The UHF of the film world.
Latest news

John Connor [Celluloid 06.13.21] thriller

A lot of attention is being paid to a number of exciting film releases expected in the next year or so. But one less-hyped project we’ve begun to hear about is an upcoming poker thriller starring Russell Crowe, called Poker Face. The film — not to be confused with the Rian Johnson mystery series of the same name — is currently in pre-production. But it does look as though it’s definitely going to be made.

Per early summaries of the film, Crowe will play a tech billionaire named Jake who hosts a high-stakes poker game for his childhood friends, at his estate in Miami. By the sound of things, Jake has mixed motives and will seek to bring “justice” to his friends over past issues — but sees his plans altered when a dangerous home invader interrupts the game. Frankly, that summary gives us all sorts of mixed vibes; it sounds like a thriller that’s equal parts Casino Royale, Rounders, and Agatha Christie adaptation.

With relatively little information available about the film beyond that basic summary though, we have some questions….

Who else is in it?

As of now, Crowe is the only cast member listed for Poker Face. Gary Felder is set to direct, with Stephen M. Coates penning the script. Aside from the fact that Felder has directed a few known figures before though (Nick Jonas, Matt Lauria, and Frank Grillo on the TV show Kingdom), there’s no connection to any other actors. The cast beyond Crowe is a total mystery, and when more names are revealed we may get a better sense of the tone (and caliber) of this project.

Will poker matter?

There are a lot of past poker films in which the game itself really matters. One has to understand the rules of poker, and even some basic strategies, to fully appreciate certain scenes in Rounders, Casino Royale, or Molly’s Game. Without at least that beginner’s understanding, one might not grasp why it’s dramatic when Daniel Craig turns over a certain pair of cards, or when Matt Damon deciphers an opponent’s tell. Poker may be a fairly straightforward game once one gets the hang of it, but going into these films with no knowledge of it can be a hindrance. So, will that be the case in Poker Face as well? By the sound of things the actual poker could either play a prominent role in the film’s first act, or become an afterthought quickly overcome by the thriller aspects of the project.

What is the real genre?

Carrying on from our last question, one wonders what the real genre of this project is. It’s being billed right now as a thriller, which makes sense given the past work of the writer and director. But it’s early enough that the film could still be shaped in a few different ways. Is it primarily a poker film with shades of mystery? Is it actually a mystery in that Agatha Christie vein? Or is it mostly a thriller that will have elements of action and horror in it? The simple synopsis leaves the door open for any of these possibilities (and Crowe would play convincingly in all of them).

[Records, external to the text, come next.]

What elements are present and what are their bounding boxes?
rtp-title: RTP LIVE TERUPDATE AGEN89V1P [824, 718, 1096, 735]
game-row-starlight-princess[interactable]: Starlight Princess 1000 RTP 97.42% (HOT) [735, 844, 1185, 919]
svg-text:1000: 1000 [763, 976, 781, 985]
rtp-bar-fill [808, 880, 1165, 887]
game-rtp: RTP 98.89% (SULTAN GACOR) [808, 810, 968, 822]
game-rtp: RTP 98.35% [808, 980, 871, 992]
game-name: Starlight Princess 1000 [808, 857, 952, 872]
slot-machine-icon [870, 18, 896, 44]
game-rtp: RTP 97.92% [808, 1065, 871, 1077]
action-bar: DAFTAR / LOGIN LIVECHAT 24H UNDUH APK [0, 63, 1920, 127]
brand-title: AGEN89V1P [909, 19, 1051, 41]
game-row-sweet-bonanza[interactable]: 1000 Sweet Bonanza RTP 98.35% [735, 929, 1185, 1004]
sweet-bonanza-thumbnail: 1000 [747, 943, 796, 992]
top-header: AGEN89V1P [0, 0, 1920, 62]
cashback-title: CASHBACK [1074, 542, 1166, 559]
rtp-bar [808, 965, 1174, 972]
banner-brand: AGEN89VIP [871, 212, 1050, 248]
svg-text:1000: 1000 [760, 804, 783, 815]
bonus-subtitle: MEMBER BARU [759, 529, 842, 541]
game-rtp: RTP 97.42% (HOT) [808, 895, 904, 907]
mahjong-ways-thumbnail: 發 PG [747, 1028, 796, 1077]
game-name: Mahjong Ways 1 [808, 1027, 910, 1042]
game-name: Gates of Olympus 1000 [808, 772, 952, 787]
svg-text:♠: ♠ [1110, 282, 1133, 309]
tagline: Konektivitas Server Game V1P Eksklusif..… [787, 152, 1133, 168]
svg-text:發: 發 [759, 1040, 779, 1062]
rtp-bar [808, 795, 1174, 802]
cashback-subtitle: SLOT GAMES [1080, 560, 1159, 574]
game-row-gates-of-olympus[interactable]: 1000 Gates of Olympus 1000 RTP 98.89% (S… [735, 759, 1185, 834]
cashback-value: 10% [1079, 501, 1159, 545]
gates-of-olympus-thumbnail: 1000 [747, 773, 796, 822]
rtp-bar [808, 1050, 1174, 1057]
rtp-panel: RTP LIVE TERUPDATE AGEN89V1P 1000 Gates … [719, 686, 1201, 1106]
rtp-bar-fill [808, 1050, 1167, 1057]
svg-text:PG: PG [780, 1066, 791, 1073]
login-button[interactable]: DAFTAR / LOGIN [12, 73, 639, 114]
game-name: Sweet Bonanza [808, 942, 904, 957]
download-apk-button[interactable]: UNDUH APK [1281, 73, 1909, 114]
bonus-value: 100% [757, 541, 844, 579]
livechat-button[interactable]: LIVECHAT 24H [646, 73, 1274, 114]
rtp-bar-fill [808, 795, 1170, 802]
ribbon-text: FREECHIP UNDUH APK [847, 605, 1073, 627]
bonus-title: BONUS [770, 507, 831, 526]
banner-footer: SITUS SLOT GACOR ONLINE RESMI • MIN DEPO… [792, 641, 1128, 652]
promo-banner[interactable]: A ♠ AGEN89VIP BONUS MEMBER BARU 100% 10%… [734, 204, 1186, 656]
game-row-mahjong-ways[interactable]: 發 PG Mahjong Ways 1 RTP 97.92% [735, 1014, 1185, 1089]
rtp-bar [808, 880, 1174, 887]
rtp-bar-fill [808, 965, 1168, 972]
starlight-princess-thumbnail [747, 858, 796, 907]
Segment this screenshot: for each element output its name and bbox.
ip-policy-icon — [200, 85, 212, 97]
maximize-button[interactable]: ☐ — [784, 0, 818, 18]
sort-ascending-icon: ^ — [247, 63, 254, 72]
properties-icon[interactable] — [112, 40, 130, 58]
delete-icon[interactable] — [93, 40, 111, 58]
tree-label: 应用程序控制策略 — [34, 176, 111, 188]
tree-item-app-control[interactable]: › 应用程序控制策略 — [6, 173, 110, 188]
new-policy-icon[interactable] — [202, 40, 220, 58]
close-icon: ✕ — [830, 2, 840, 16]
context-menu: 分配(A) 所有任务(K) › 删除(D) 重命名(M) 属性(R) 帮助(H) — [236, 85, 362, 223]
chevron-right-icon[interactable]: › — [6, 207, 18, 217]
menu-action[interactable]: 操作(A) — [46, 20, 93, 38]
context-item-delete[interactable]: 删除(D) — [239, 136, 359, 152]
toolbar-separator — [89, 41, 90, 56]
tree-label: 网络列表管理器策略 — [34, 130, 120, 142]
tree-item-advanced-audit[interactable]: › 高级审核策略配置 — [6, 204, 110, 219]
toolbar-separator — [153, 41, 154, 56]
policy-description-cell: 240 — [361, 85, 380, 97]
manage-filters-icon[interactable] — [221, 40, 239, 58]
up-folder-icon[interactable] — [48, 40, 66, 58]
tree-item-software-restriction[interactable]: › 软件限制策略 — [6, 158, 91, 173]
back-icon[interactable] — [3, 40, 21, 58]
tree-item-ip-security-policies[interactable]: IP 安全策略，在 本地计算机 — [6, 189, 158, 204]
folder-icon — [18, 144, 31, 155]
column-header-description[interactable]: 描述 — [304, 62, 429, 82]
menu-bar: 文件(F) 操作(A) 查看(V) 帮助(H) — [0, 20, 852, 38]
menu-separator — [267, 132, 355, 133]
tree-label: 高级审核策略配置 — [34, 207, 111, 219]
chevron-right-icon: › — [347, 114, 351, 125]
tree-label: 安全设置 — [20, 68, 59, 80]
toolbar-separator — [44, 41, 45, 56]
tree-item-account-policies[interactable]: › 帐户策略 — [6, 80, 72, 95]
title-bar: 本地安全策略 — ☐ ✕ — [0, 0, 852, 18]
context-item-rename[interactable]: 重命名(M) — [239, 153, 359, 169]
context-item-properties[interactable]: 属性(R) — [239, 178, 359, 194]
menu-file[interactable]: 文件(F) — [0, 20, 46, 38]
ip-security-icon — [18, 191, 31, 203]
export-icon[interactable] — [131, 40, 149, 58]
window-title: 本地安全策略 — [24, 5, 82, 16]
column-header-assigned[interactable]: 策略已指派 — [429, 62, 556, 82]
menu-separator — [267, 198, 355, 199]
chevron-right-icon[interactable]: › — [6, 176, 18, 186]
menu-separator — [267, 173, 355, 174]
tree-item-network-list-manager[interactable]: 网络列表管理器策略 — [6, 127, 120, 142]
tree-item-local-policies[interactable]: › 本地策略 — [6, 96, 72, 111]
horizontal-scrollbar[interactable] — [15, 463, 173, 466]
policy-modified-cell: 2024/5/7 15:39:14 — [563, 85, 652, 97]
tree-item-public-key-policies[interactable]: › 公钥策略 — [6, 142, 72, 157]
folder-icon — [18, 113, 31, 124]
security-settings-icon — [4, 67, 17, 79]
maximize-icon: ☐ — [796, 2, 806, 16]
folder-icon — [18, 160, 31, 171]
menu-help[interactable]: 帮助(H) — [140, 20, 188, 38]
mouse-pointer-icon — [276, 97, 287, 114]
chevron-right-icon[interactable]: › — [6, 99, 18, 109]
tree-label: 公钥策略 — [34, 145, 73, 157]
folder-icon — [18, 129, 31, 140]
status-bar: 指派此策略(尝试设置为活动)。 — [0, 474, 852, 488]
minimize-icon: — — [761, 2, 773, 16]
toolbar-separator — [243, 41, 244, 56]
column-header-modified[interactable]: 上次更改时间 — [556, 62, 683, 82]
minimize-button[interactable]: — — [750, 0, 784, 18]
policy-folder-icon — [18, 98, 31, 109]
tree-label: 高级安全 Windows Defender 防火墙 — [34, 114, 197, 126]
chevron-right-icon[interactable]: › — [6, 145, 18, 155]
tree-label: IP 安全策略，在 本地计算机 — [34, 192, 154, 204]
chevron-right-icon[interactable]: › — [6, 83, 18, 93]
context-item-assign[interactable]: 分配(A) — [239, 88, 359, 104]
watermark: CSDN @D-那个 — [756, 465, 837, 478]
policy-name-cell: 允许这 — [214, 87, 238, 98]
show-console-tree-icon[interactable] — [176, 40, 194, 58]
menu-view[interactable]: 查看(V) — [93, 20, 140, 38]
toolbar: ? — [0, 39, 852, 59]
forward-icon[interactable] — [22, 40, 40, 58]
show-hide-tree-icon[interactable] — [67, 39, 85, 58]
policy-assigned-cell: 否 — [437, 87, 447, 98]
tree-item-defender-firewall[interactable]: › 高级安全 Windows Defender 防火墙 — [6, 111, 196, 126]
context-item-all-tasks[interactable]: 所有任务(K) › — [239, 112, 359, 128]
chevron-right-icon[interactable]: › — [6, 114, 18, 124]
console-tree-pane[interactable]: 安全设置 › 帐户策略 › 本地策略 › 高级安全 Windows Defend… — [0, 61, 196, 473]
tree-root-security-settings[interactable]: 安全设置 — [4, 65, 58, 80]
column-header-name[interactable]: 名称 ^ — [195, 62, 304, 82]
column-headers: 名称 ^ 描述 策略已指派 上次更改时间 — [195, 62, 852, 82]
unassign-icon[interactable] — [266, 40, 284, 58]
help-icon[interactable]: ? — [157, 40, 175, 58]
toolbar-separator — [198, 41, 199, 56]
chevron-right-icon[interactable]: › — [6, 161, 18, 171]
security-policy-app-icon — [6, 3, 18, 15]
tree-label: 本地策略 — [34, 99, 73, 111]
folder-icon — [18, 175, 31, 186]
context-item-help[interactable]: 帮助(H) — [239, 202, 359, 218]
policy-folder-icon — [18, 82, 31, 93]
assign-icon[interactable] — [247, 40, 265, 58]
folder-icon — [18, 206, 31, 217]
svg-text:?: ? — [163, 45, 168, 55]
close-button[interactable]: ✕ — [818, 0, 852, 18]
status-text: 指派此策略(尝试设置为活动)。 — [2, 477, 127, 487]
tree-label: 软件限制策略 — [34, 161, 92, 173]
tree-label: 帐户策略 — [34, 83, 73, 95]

Can this be the defining poker film of the 2020s?

Once again, we don’t really know what kind of role poker will play in this film. But if it plays a significant role, will Poker Face seize the inside lane on becoming the decade’s defining poker film? Interestingly when we look back, there actually does seem to be a single poker film that stands above the rest for each decade: Rain Man in the ‘80s, Rounders in the ‘90s, Casino Royale in the ‘00s, and Molly’s Game in the ‘10s…. There really isn’t a candidate for the present decade just yet, which actually gives Poker Face an interesting opportunity to earn an unofficial distinction that would give it some lasting clout.

Will it be good?

Russell Crowe is a legendary figure in film, capable of some of the best work in the business. His track record in the last decade or so is not particularly encouraging however. He’s had ill-fated ventures into blockbuster properties (Man Of Steel and The Mummy); his turn as Javert in Les Misérables was widely panned; and his return to ancient epics in Noah was a disappointment. One can argue that with the exception of The Nice Guys, he really hasn’t had a particularly strong project in 10 years. So the most important question regarding Poker Face is the simplest possible one: Will this one be good?